Angela Kocze, 40, is one of Hungary’s most outspoken Roma rights advocates. Born in a poor, rural Hungarian village, she is herself a Roma and put herself through school, first by working in a factory and then winning a university scholarship. In a country where only 0.2% of Roma people go to college, Kocze’s story is the exception to the rule. A degree in human rights and ethnic and minority studies and an interest in gender identity took her to becoming the first executive director of the European Roma Information Office (ERIO), an NGO lobbying EU institutions. She is also the former director of the human rights education programme at the European Roma Rights Centre (ERRC).
At the moment she is primarily a researcher and finishing a PhD investigating the intersectionality between gender, ethnicity and class of Romani women as well as their political participation in Europe.
How has the economic crisis hit Hungary?
Economically speaking, the situation for NGOs is very fragile here and civil society has been hit harder than any other sector.

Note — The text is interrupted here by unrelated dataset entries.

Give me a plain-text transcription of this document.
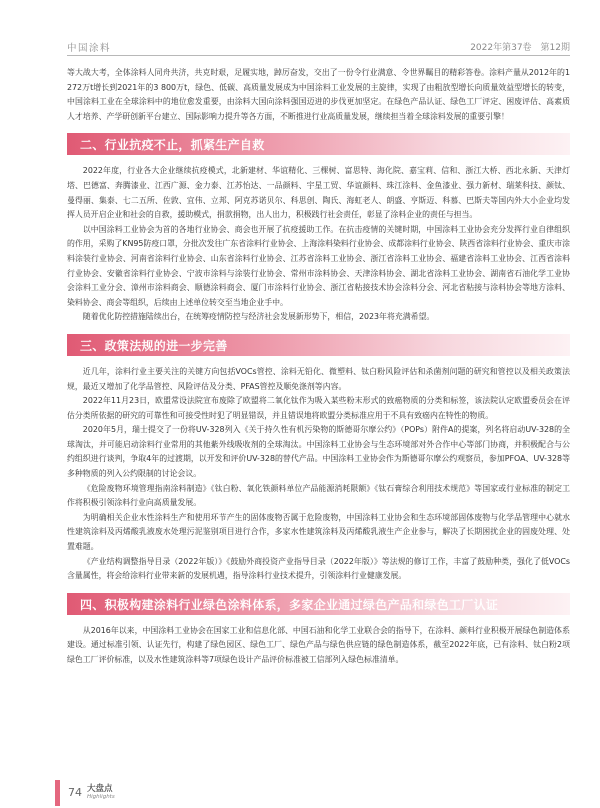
中国涂料	2022年第37卷　第12期

等大战大考，全体涂料人同舟共济，共克时艰，足履实地，踔厉奋发，交出了一份令行业满意、令世界瞩目的精彩答卷。涂料产量从2012年的1 272万t增长到2021年的3 800万t，绿色、低碳、高质量发展成为中国涂料工业发展的主旋律，实现了由粗放型增长向质量效益型增长的转变，中国涂料工业在全球涂料中的地位愈发重要，由涂料大国向涂料强国迈进的步伐更加坚定。在绿色产品认证、绿色工厂评定、困废评估、高素质人才培养、产学研创新平台建立、国际影响力提升等各方面，不断推进行业高质量发展，继续担当着全球涂料发展的重要引擎！

二、行业抗疫不止，抓紧生产自救

2022年度，行业各大企业继续抗疫模式，北新建材、华谊精化、三棵树、富思特、海化院、嘉宝莉、信和、浙江大桥、西北永新、天津灯塔、巴德富、奔腾漆业、江西广源、金力泰、江苏怡达、一品颜料、宇星工贸、华谊颜料、珠江涂料、金鱼漆业、强力新材、瑞莱科技、颜钛、曼得丽、集泰、七二五所、佐敦、宜伟、立邦、阿克苏诺贝尔、科思创、陶氏、海虹老人、朗盛、亨斯迈、科慕、巴斯夫等国内外大小企业均发挥人员开启企业和社会的自救，援助模式，捐款捐物，出人出力，积极践行社会责任，彰显了涂料企业的责任与担当。

以中国涂料工业协会为首的各地行业协会、商会也开展了抗疫援助工作。在抗击疫情的关键时期，中国涂料工业协会充分发挥行业自律组织的作用，采购了KN95防疫口罩，分批次发往广东省涂料行业协会、上海涂料染料行业协会、成都涂料行业协会、陕西省涂料行业协会、重庆市涂料涂装行业协会、河南省涂料行业协会、山东省涂料行业协会、江苏省涂料工业协会、浙江省涂料工业协会、福建省涂料工业协会、江西省涂料行业协会、安徽省涂料行业协会、宁波市涂料与涂装行业协会、常州市涂料协会、天津涂料协会、湖北省涂料工业协会、湖南省石油化学工业协会涂料工业分会、漳州市涂料商会、顺德涂料商会、厦门市涂料行业协会、浙江省粘接技术协会涂料分会、河北省粘接与涂料协会等地方涂料、染料协会、商会等组织，后续由上述单位转交至当地企业手中。

随着优化防控措施陆续出台，在统筹疫情防控与经济社会发展新形势下，相信，2023年将充满希望。

三、政策法规的进一步完善

近几年，涂料行业主要关注的关键方向包括VOCs管控、涂料无铅化、微塑料、钛白粉风险评估和杀菌剂问题的研究和管控以及相关政策法规，最近又增加了化学品管控、风险评估及分类、PFAS管控及顺免涤剂等内容。

2022年11月23日，欧盟常设法院宣布废除了欧盟将二氧化钛作为吸入某些粉末形式的致癌物质的分类和标签，该法院认定欧盟委员会在评估分类所依据的研究的可靠性和可接受性时犯了明显错误，并且错误地将欧盟分类标准应用于不具有致癌内在特性的物质。

2020年5月，瑞士提交了一份将UV-328列入《关于持久性有机污染物的斯德哥尔摩公约》（POPs）附件A的提案，列名将启动UV-328的全球淘汰，并可能启动涂料行业常用的其他紫外线吸收剂的全球淘汰。中国涂料工业协会与生态环境部对外合作中心等部门协商，并积极配合与公约组织进行谈判，争取4年的过渡期，以开发和评价UV-328的替代产品。中国涂料工业协会作为斯德哥尔摩公约观察员，参加PFOA、UV-328等多种物质的列入公约限制的讨论会议。

《危险废物环境管理指南涂料制造》《钛白粉、氧化铁颜料单位产品能源消耗限额》《钛石膏综合利用技术规范》等国家或行业标准的制定工作将积极引领涂料行业向高质量发展。

为明确相关企业水性涂料生产和使用环节产生的固体废物否属于危险废物，中国涂料工业协会和生态环境部固体废物与化学品管理中心就水性建筑涂料及丙烯酸乳液废水处理污泥鉴别项目进行合作，多家水性建筑涂料及丙烯酸乳液生产企业参与，解决了长期困扰企业的固废处理、处置难题。

《产业结构调整指导目录（2022年版）》《鼓励外商投资产业指导目录（2022年版）》等法规的修订工作，丰富了鼓励种类，强化了低VOCs含量属性，将会给涂料行业带来新的发展机遇，指导涂料行业技术提升，引领涂料行业健康发展。

四、积极构建涂料行业绿色涂料体系，多家企业通过绿色产品和绿色工厂认证

从2016年以来，中国涂料工业协会在国家工业和信息化部、中国石油和化学工业联合会的指导下，在涂料、颜料行业积极开展绿色制造体系建设。通过标准引领、认证先行，构建了绿色园区、绿色工厂、绿色产品与绿色供应链的绿色制造体系，截至2022年底，已有涂料、钛白粉2项绿色工厂评价标准，以及水性建筑涂料等7项绿色设计产品评价标准被工信部列入绿色标准清单。

74 大盘点
Highlights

After Hungary joined the EU in May 2004, a lot of structural funds became available for NGOs but Hungarian laws prevented these funds from making a real impact on most NGOs. Here the money is allocated only afterwards, so NGOs have to front all of the costs of any new projects first. Many organizations including the Romani ones I work with find this prohibitive. At the same time, the few philanthropic organizations that exist here, like the Open Society Institute, have been less willing to invest in local NGOs since Hungary became part of Europe. Of course Roma people will be most affected economically and socially.